I, for one, am absolutely convinced that I have done this.
About three years ago I had knee surgery, and was put under general anesthesia. I had recently read a thread here on just this subject that mentioned that general anesthesia, in at least some instances, stops all electrochemical activity related to consciousness.
Common sense shows that personal identity doesn’t depend on material continuity (having the same atoms. The transporter thought-experiment shows that identity doesn’t depend on subjective continuity (thinking and remembering that I’m me), since I wouldn’t voluntarily submit to being murdered if the transporter worked on the far end, by creating a me there, but failed to disintigrate me on this end.
The only plausable alternative short of eliminativism (there is no me) is that identity depends upon continuity of process–that the electrochemical processes that make up my consciousness must occur as an unbroken chain in order for me to maintain my identity.
It is posssible that this stops every night when I go to sleep. It is even possible (and I believe some neurologists would argue) that it happens continuously throughout the day. But it seems undeniable (if the claim about the way anesthesia works is true) that it happened when I had knee surgery (and again last year when I had back surgery). If the technology existed, they could have taken me apart cell-by-cell and put me back together in the next room, and it wouldn’t have mattered because nothing was going on in my brain (besides basic life-support functions). To me, that means I died. I stopped existing.
When I recovered, I had all the memories I’d had before, and felt like exactly the same person, but there is no way to prove that the person who entered the hospital didn’t stop existing and that I didn’t wake up for the first time hours later, having the feeling that I was the same person only because I had neurons in mostly the same places.
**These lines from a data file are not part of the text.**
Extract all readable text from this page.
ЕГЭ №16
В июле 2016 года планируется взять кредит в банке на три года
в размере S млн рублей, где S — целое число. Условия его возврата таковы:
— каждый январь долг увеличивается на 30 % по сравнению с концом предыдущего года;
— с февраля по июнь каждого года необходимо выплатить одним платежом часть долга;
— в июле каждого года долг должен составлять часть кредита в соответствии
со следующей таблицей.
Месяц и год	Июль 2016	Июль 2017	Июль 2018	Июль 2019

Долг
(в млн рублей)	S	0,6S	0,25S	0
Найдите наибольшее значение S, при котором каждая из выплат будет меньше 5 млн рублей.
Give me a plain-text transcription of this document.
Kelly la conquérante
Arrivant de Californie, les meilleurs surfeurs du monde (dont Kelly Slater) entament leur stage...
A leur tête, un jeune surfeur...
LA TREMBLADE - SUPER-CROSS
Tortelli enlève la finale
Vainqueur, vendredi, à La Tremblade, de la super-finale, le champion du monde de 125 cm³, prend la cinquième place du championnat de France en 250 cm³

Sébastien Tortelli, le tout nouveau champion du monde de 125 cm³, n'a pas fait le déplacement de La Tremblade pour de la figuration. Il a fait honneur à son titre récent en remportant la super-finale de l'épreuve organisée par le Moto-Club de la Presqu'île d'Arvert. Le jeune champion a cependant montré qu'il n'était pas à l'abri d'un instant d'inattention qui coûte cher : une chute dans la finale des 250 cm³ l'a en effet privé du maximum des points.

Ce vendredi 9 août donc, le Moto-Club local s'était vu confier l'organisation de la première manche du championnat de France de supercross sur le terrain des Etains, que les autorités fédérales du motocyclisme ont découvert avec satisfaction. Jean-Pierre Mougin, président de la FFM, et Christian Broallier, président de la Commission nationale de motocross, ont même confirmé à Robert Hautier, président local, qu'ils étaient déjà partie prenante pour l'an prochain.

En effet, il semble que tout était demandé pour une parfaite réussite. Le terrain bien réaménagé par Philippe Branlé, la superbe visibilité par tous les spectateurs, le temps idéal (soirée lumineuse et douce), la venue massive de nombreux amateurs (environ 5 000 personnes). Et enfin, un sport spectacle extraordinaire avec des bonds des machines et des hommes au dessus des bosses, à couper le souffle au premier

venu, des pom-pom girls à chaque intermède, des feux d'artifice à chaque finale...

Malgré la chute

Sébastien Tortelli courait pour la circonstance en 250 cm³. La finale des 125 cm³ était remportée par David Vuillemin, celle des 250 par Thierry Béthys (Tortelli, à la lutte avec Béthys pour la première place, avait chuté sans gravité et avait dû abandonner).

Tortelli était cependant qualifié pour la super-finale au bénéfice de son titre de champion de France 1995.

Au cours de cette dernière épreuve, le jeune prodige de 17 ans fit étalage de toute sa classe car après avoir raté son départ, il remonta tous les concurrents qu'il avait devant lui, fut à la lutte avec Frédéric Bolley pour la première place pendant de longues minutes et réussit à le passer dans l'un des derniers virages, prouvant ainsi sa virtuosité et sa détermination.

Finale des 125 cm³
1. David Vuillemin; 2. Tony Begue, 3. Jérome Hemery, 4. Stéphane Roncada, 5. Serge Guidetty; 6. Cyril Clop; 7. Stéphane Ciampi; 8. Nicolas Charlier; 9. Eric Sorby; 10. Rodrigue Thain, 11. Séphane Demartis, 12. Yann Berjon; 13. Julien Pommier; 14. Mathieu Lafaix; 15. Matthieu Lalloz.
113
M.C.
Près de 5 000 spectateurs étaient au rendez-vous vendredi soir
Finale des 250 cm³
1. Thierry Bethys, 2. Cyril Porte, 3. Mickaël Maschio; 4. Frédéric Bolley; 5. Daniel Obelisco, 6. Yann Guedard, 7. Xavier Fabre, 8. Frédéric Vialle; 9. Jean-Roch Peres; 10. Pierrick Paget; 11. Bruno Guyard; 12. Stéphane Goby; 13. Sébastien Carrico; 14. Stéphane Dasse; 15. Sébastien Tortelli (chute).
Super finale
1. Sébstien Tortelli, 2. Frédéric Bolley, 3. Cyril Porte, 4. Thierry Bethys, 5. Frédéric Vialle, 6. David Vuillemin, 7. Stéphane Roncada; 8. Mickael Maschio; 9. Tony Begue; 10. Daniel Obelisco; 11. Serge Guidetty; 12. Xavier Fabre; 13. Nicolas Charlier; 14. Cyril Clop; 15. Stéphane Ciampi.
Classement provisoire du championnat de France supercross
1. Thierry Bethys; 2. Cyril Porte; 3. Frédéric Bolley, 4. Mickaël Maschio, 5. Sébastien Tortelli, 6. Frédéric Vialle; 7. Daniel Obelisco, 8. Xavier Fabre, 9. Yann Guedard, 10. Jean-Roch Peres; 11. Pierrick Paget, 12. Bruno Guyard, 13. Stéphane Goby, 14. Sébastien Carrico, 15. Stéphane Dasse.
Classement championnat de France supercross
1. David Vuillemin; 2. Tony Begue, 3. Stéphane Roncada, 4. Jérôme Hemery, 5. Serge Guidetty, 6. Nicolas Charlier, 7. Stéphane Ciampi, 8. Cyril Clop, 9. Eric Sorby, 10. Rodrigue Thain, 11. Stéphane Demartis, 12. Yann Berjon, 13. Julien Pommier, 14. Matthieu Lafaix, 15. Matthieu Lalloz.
(Of course, I know that in at least some cases, general anesthesia doesn’t stop all higher brain activity. Sometimes it only eliminates the formation of memories and/or causes paralysis. So I have no way of knowing if I’m the same person I remember being.)
Having read about all this, I was actually quite uncomfortable going into surgery, and told several of my friends afterward that I was qhite sure the person they had known had died. But the fact is, neither I nor they were that concerned after the fact. Society says I’m the same person, I feel like the same person, and no one is around to complain.
The same will be true of transporters, if the technology is possible. Philosophical concerns will be dropped for social ones. As long as most people coming out feel and act normal, and hardly anyone survives on the wrong end to complain about it, I have no doubt we would all be zooming around the aether to our hearts’ content. No one existing at any given moment in time will have any reason to feel that everything isn’t normal.